Alvorada da mulher de verdade
Amélia nada se parecia com a Amélia do samba. Amélia trabalhava de segunda a segunda, tinha uma loja, três filhos e um marido. Amélia tinha tempo para tudo, menos tempo (e dinheiro) para se divertir. Amélia não ia a festas, até que um dia Maria chamou-a para ajudar no caixa da festa do padroeiro. Amélia era viciada em trabalho e achava que quem estava nesse mundo tinha que ajudar o próximo.
Amélia mandou os dois filhos menores para a casa da mãe, o marido ajudou em parte da festa e levou a menina mais velha para dormir, ficou lá. Amélia ficou na festa até o dia amanhecer. Coitada da Amélia, né? Quando ia a uma festa era para trabalhar. Mas naquele dia ela se divertiu. Marília chegou no caixa quando Amélia já conferia o dinheiro para ir embora e fez um convite:
— Amélia, vamos acompanhar a banda pelas ruas da cidade na alvorada?
— Preciso ir para casa, Marília. Antônio e Jéssica já devem estar quase acordando e eu nem dormi.
— Ah, Amélia, se dê um tempo, se dê o direito.
— Não posso mesmo, e estou esgotada.
— Então ao menos tome esta dose de pinga comigo.
Amélia virou o copo de aguardente como quem bebia água. Naquela cidade era normal e até parte da cultura beber pinga, na juventude Amélia tinha participado de muitas rodadas de vira-vira com os amigos e aquela pequena dose não ia lhe fazer mal, até ajudaria a dormir, pensou.
O pior, ou melhor, é que ajudou mesmo. Ajudou que Amélia se levantasse e acompanhasse a banda de música pela cidade. Tocavam Maria Bonita, Baile na Roça e ela dançava como quem tivesse voltado no tempo. Marília se preocupou, ficou até sóbria, Amélia levantou da cadeira transformada – efeito da cachaça, estômago vazio, cansaço e muitos anos sem aproveitar a noite – mas depois se juntou a ela. A amiga merecia estar ali, daquela forma, sem preocupações. Quem abria a janela se espantava de ver aquela mulher tão séria ali, aproveitando a alvorada, tradição das festas do lugarejo, no qual a banda saía pela cidade com o dia prestes a amanhecer.
Tudo corria bem até que Amélia cismou de entrar na casa em que a loja dela funcionava. Sem chave, ela falou para Marília:
— Vou fazer que nem os ladrões, tirar as telhas e pular lá dentro, cansei de acompanhar a banda.

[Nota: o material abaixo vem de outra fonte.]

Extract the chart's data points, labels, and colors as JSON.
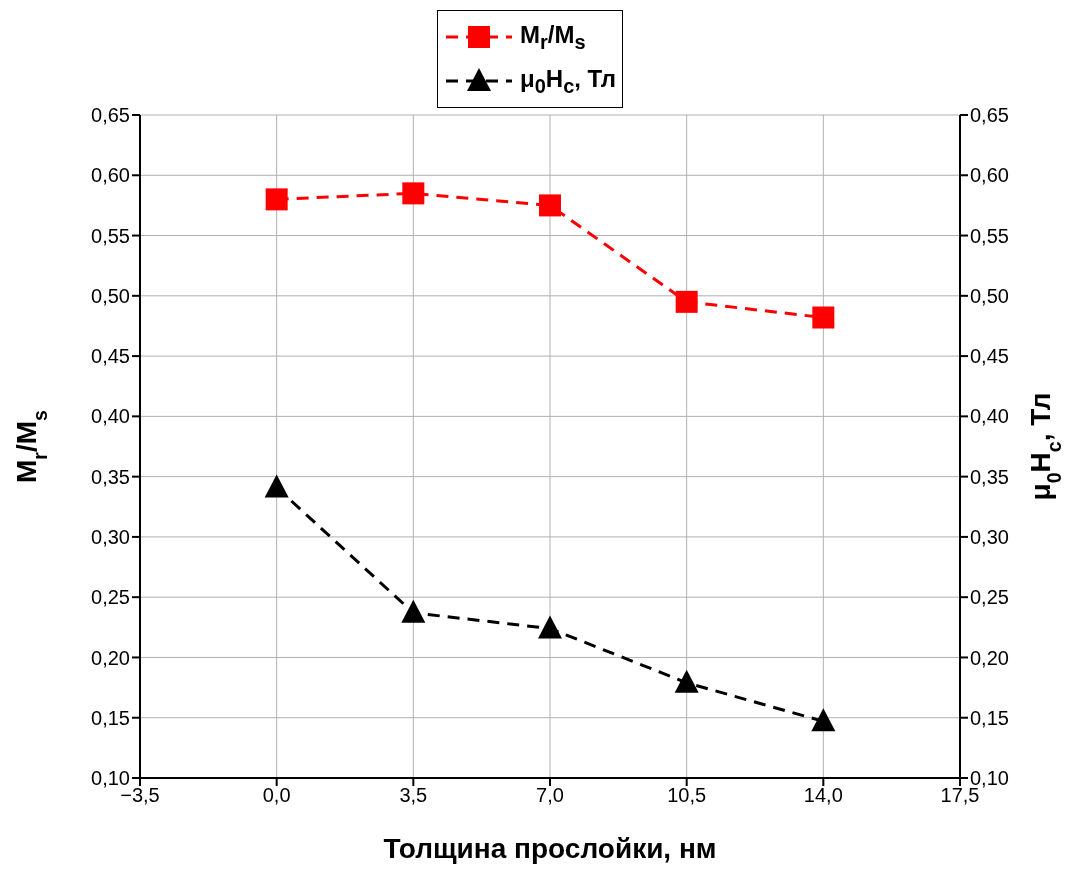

E foi neste momento que Amélia voltava a ser quem era antes da cachaça – uma mulher obstinada, que enquanto não conseguisse o seu objetivo iria parar. E de telha em telha ela entrou na casa, por incrível que pareça conseguiu a façanha sem ganhar nenhum aranhão. Difícil foi tirar Amélia lá de dentro, Marília precisou chamar o irmão, o marido da amiga ela não podia, ficou com medo de colocar em risco o casamento.
Levaram Amélia para a casa da família de Marília. O marido e a filha mais velha chegaram lá por volta de meio-dia e logo souberam de tudo. Antônio sabia que tinha uma mulher confiável, lutadora e sobretudo humana, nem ficou bravo. Quando o irmão de Marília o perguntou o que ele iria fazer, logo disse:
Preparar uma canja de galinha e um chá de boldo. Amélia é mulher de verdade e não há mulher de verdade que aguente o tranco sem se divertir, esquecer de tudo e até perder o eixo de vez em quando.
Amélia acordou com dor de cabeça e com um chá de boldo a frente. Tomou, tentou se lembrar do que havia acontecido e quando vieram as lembranças meio embaralhadas ela não acreditava, mas ao mesmo tempo queria mais alvoradas como aquela.